Reaksi adaptasi melalui peran endorfin. Reaksi adaptasi tubuh ini terhadap nyeri dapat
berlansung beberapa jam / beberapa hari. Jika nyeri berlangsung dengan lama akan
menurunkan sekresi norepinefrin kemudian individu merasa tidak berdaya dan tidak
berharga serta lesu (Heriana, 2014, pp. 42-43).
Cara relaksasi posisi ibu tetap berbaring, tidak ada gerakan fisik, mata terpejam dengan
mengedurkan seluruh tubuh lemaskan sambil menarik nafas dalam dari hidung dan
keluarkan pelan-pelan dari mulut seperti meniup balon dan lakukan selama 5- 10 menit.
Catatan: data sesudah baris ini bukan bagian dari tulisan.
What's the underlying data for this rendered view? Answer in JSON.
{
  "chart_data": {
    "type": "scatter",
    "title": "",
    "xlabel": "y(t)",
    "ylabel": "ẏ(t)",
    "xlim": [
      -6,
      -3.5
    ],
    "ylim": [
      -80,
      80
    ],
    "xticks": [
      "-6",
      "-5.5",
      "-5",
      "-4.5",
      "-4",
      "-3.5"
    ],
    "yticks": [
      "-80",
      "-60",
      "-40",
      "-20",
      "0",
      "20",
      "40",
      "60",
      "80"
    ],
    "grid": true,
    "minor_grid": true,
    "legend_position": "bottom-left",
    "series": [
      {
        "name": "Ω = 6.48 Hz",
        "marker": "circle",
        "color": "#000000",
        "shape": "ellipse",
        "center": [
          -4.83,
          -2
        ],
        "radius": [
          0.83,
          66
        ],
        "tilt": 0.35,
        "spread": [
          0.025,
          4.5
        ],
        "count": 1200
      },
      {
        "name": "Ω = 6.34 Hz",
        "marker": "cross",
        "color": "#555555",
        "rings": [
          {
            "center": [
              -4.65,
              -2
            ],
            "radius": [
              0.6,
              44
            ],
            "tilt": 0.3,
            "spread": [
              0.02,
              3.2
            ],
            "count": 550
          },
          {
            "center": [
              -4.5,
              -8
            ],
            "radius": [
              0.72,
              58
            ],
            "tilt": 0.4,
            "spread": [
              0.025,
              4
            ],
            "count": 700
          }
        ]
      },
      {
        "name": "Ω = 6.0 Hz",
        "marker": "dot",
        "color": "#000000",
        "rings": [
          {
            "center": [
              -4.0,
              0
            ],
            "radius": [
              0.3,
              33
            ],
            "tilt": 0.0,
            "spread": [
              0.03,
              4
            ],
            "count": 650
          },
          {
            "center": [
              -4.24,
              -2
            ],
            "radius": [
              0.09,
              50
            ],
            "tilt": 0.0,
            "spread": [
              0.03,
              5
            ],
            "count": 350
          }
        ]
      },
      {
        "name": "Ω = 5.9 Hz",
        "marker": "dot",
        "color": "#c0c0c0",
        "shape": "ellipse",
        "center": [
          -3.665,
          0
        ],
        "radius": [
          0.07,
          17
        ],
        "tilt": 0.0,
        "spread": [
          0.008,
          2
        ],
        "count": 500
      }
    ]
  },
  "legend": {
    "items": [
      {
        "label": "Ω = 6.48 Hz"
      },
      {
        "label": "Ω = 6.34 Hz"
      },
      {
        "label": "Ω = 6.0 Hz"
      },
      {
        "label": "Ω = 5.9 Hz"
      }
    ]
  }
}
Bisa juga menggunakan distraksi dengan cara pengalihan dari fokus perhatian nyeri ke
tempat yang menyenangkan (Hartati & Maryunani, 2015, p. 42). Kemudian terdapat terapi
holistik yang berfungsi sebagai mengatasi nyeri seperti menggunakan sentuhan terapeutik,
akupresur dan relaksasi. Teknik relaksasi terhadap klien dapat memberikan kontrol diri
ketika terjadi rasa nyeri yang sangat hebat. Relaksasi ini dapat dipergunakan pada saat
seseorang sehat ataupun sakit (Nurhayati, dkk, 2015, p. 58).
1. Identitas
Terjadi pada usia ibu kurang 18 tahun tahun atau lebih dari 35 tahun (Maryunani, 2016, p.
172).
Tekanan darah 160/110 mmHg atau lebih, adanya gangguan serebral, gangguan
penglihatan, nyeri kepala, dan nyeri pada epigastrium, mual dan muntah, terdapat edema
pada ekstremitas, proteinuria lebih dari 3 gr (Nurarif & Kusuma, 2016, p. 186)
1. Keluhan utama
Nyeri pada luka bekas operasi Sectio Caesarea di daerah perut (Solehati & Kokasih, 2015,
p. 94).
3. Riwayat obstetrik
1. Riwayat menstruasi
Menarche, siklus, teratur tidak, lama, warna, bau, banyak, flour albus, dismenorhe, HPHT
(hari pertama haid terakhir) untuk menghitung usia kehamilan ibu, TP (taksiran
persalinan) (Pudiastuti, 2012, p. 178).
1. Genogram
Keluarga yang mempunyai penyakit keturunan seperti hipertensi, maka akan mengalami
resiko tinggi terjadinya preeklamsia (Pudiastuti, 2012, p. 178).
Biasanya Pre-eklamsia berat terjadi pada kehamilan >20 minggu (Maryunani, 2016, p. 151)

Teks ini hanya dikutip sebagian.